"Yes," answered Jeremiah. He blew his nose loudly. "He asked me, an' he asked me," Jeremiah explained, "an' I was that uppish! Jeremiah,' he'd say, 'don't try to cast yourself for God. It won't work,' an' I'd say, 'Is it going to rain, Father McGowan?' Just the last time he come I seen him in the hall, an' he was pleadin' with me; he sez, 'You can control his work. See that he does no harm, but don't do more,' an' I sez, 'It's snowin' now, ain't it?' Oh, dear Lordy! Ain't life one mess of regrets! One after the other, spoilin' your digestion, an' makin' yuh kick around of nights! ... I loved him too."
"Dear," said Cecilia, "he knew that!"
"Yuh think so, Celie?" asked Jeremiah wistfully. "Oh, yes!" she answered. Her answer held an applied genuineness. It convinced Jeremiah.
"I give him back his rotten little factory (I was losin' money on it, anyway), and I wrote him a letter. I sez, 'Dear Sir——' An' I went on telling him Father McGowan an' Gawd done it, not me. I sez I was his well-wisher now, wishin' him all success, an' I sez not to get funny in the hospital business on sick kids no more or I'd have him jailed. The letter was friendly and Christian, all owing to Father McGowan, who doesn't know it—God rest his soul!"
Cecilia was smiling tremulously. "You absolute darling!" she said. She perched on the arm of his chair, and they sat in silence.
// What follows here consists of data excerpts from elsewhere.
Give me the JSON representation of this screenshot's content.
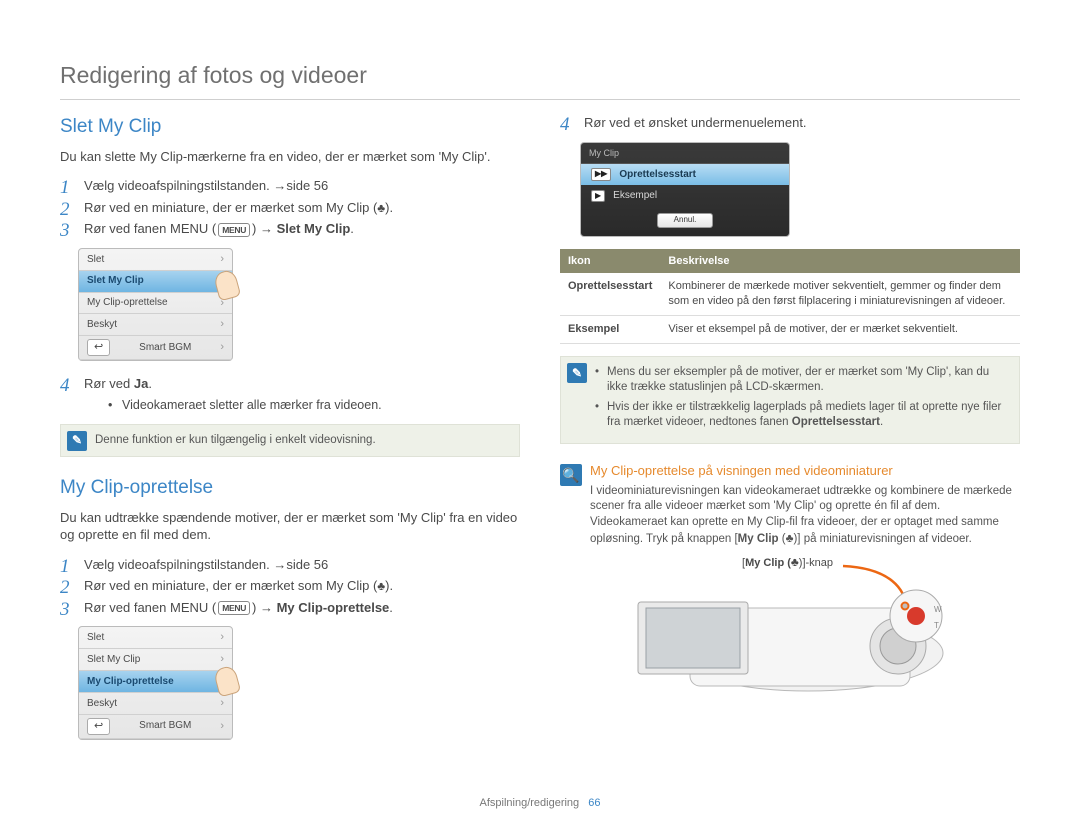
{
  "page": {
    "title": "Redigering af fotos og videoer",
    "footer_section": "Afspilning/redigering",
    "footer_page": "66"
  },
  "left": {
    "section1": {
      "title": "Slet My Clip",
      "intro": "Du kan slette My Clip-mærkerne fra en video, der er mærket som 'My Clip'.",
      "steps": {
        "s1": "Vælg videoafspilningstilstanden. →side 56",
        "s2_a": "Rør ved en miniature, der er mærket som My Clip (",
        "s2_b": ").",
        "s3_a": "Rør ved fanen MENU (",
        "s3_b": ") → ",
        "s3_bold": "Slet My Clip",
        "s3_c": ".",
        "s4_a": "Rør ved ",
        "s4_bold": "Ja",
        "s4_c": ".",
        "s4_sub": "Videokameraet sletter alle mærker fra videoen."
      },
      "menu_items": [
        "Slet",
        "Slet My Clip",
        "My Clip-oprettelse",
        "Beskyt",
        "Smart BGM"
      ],
      "back_glyph": "↩",
      "chip_menu": "MENU",
      "note_icon": "✎",
      "note_text": "Denne funktion er kun tilgængelig i enkelt videovisning."
    },
    "section2": {
      "title": "My Clip-oprettelse",
      "intro": "Du kan udtrække spændende motiver, der er mærket som 'My Clip' fra en video og oprette en fil med dem.",
      "steps": {
        "s1": "Vælg videoafspilningstilstanden. →side 56",
        "s2_a": "Rør ved en miniature, der er mærket som My Clip (",
        "s2_b": ").",
        "s3_a": "Rør ved fanen MENU (",
        "s3_b": ") → ",
        "s3_bold": "My Clip-oprettelse",
        "s3_c": "."
      },
      "menu_items": [
        "Slet",
        "Slet My Clip",
        "My Clip-oprettelse",
        "Beskyt",
        "Smart BGM"
      ],
      "back_glyph": "↩"
    }
  },
  "right": {
    "step4": "Rør ved et ønsket undermenuelement.",
    "sub": {
      "header": "My Clip",
      "row1": "Oprettelsesstart",
      "row1_icon": "▶▶",
      "row2": "Eksempel",
      "row2_icon": "▶",
      "cancel": "Annul."
    },
    "table": {
      "h1": "Ikon",
      "h2": "Beskrivelse",
      "r1_icon": "Oprettelsesstart",
      "r1_desc": "Kombinerer de mærkede motiver sekventielt, gemmer og finder dem som en video på den først filplacering i miniaturevisningen af videoer.",
      "r2_icon": "Eksempel",
      "r2_desc": "Viser et eksempel på de motiver, der er mærket sekventielt."
    },
    "note": {
      "icon": "✎",
      "b1": "Mens du ser eksempler på de motiver, der er mærket som 'My Clip', kan du ikke trække statuslinjen på LCD-skærmen.",
      "b2_a": "Hvis der ikke er tilstrækkelig lagerplads på mediets lager til at oprette nye filer fra mærket videoer, nedtones fanen ",
      "b2_bold": "Oprettelsesstart",
      "b2_b": "."
    },
    "tip": {
      "icon_glyph": "🔍",
      "title": "My Clip-oprettelse på visningen med videominiaturer",
      "body_a": "I videominiaturevisningen kan videokameraet udtrække og kombinere de mærkede scener fra alle videoer mærket som 'My Clip' og oprette én fil af dem. Videokameraet kan oprette en My Clip-fil fra videoer, der er optaget med samme opløsning. Tryk på knappen [",
      "body_bold": "My Clip",
      "body_heart": "♣",
      "body_b": ")] på miniaturevisningen af videoer.",
      "callout_a": "My Clip (",
      "callout_b": ")]-knap"
    }
  }
}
"After all," she said, "hurting this little man wouldn't bring mamma her pink roses, would it, dear?"
Jeremiah's eyes snapped. In them was the look that certain competitors, who scorned him socially, dreaded. "It brung me mine," he stated; "it brung me mine!" Cecilia laughed. A sudden lightness of spirit, like the flash of day into dawn, was hers.
"Dear," she said, "I believe Father McGowan knows! I believe he does!" Jeremiah kissed her and smoothed her golden hair with his hand which would never become smooth. "You're like your maw," he said. It was his greatest tribute. Cecilia clung to him with a pathetic hunger.
"Miss Cecilia, the telephone," said the pompous person from the doorway.
"Yes, sir; yes, sir," answered Jeremiah, "she's a-coming." Cecilia went to an adjoining room. After her "yes" things swayed a bit. She did not need his voice, which said, "This is Stuyvesant Twombly." She knew. "Yes," she repeated.